In exact analogy you do this for the polar/cartesian differentials. The chart map induces a basis and dual basis at each point on your manifold, hence you can do the above at each tangent space. so we literally just repeat the steps:

$$dx=cos(\theta)dr-rsin(\theta)d\theta$$ $$dy=sin(\theta) dr +rcos(\theta) d\theta$$

$$dx \wedge dy = A(dx,dy)=\text{det} \bigg(\begin{bmatrix} cos(\theta) & -rsin(\theta) \\ sin(\theta) & rcos(\theta) \\ \end{bmatrix}\bigg)A(dr,d\theta)=r dr \wedge d\theta$$

The key idea is this: If you want a way to compute areas under arbitrary change of bases you need to use the determinant rather than the native rule of "multiplying side lengths" since this only works in the canonical basis. But in differential geometry we work in many different and crazy charts which induce a change of basis at every point and hence requires a notion of area that works in arbitrary basis. But as you can see, this is pure linear algebra and it is not unique to differential geometry.

Also note: technically $dx$,$dy$ are covectors and not vectors; this has its own reasons but doesn't affect the main point of this post.

Edit:

You're on the right track to understanding this but there's one thing you're missing.
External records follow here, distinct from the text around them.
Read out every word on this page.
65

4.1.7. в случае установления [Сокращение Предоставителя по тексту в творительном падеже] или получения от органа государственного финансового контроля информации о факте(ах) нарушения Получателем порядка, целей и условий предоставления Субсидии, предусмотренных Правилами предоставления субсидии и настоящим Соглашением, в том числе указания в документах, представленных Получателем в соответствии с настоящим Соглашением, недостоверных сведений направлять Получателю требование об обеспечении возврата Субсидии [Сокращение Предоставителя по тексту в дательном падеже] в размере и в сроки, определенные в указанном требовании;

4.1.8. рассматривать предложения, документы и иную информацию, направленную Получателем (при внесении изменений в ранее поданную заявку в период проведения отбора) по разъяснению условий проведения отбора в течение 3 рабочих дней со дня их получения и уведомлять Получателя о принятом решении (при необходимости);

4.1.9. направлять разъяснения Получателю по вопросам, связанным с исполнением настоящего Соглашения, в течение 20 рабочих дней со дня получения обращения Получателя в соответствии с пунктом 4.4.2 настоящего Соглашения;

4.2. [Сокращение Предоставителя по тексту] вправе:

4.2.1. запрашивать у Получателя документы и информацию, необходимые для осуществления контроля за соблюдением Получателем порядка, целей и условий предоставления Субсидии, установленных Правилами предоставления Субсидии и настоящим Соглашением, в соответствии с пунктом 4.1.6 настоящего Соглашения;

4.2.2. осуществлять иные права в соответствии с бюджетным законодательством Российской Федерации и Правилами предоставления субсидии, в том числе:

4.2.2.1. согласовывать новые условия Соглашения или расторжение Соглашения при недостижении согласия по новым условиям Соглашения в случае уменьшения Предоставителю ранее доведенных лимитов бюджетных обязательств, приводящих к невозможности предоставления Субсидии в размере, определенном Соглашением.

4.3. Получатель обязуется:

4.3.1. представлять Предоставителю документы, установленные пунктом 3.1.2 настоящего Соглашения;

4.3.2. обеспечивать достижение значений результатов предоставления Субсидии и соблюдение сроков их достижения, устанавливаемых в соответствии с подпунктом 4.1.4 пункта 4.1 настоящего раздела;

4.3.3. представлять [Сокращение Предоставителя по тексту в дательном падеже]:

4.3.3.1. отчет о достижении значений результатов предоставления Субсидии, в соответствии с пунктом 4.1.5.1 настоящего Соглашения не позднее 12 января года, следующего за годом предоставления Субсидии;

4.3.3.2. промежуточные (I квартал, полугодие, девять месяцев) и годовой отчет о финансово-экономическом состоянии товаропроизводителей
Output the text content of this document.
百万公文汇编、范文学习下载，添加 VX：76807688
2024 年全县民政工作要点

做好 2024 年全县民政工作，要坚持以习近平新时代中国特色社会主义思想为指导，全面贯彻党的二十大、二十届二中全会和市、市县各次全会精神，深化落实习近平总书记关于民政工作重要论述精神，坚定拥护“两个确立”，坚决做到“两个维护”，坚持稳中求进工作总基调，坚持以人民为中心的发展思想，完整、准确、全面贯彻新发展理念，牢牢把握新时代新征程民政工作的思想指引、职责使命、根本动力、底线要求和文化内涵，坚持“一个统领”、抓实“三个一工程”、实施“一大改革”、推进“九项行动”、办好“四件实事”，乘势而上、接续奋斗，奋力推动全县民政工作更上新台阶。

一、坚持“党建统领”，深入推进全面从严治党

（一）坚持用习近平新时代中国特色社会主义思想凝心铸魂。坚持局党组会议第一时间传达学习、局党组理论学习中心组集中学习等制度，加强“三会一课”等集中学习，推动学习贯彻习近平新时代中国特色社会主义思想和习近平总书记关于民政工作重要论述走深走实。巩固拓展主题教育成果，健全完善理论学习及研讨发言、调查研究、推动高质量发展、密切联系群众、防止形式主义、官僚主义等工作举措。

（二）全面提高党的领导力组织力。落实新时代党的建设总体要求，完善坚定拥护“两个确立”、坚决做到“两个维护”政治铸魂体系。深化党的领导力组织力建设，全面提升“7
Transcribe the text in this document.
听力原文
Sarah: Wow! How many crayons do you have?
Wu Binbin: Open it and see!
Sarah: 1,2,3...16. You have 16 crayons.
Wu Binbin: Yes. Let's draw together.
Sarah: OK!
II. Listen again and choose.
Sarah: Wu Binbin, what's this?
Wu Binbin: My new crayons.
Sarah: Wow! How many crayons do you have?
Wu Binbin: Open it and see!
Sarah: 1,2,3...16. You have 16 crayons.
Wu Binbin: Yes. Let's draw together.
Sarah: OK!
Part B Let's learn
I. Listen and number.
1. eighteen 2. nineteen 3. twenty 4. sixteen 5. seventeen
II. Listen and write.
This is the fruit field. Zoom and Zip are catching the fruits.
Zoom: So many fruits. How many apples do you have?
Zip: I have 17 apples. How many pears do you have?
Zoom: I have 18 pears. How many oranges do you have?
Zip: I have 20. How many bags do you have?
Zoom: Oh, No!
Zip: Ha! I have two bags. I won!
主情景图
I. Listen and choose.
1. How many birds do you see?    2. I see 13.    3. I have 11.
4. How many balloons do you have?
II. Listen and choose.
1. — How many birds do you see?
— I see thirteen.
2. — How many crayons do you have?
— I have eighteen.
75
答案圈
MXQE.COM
All what you say is true, $x+dx=rcos\theta +drcos\theta -rsin\theta d\theta$ and the same for $y$; now comes the key idea: Notice that now you are in the $r-\theta$ plane. Hence the elements $dx$ and $dy$ (written in terms of increments of $dr$ and $d\theta$) are oblique in the $r-\theta$ space. So to clarify: $dx$ does not point in the right direction, and $dy$ does not point in the up direction since you are in the $r-\theta$ space. This can be seen since you have written them in terms of $r$ and $\theta$. In the $r-\theta$ plane $dr$ is to the right and $d\theta$ points up. This is what i've been trying to tell you all along: You are now seeing things from a different basis. What was once right and up is no longer up and right and hence you can't just naively multiply their sides, you must use the determinant. Basically the problem is that whenever you express $dx$, $dy$ in terms of $dr$, $d\theta$ then you are trying to compute the area spanned by $dxdy$ in the $r \theta$ plane and in terms of $dr$ and $d\theta$ (which are along right and up directions in $r-\theta$ plane). This is equivalent to the problem I adressed in my post.

So I suggest you do the following: draw explicitly $dx$ and $dy$ in the $r-\theta$ plane and you should immediately realize where your problem lies.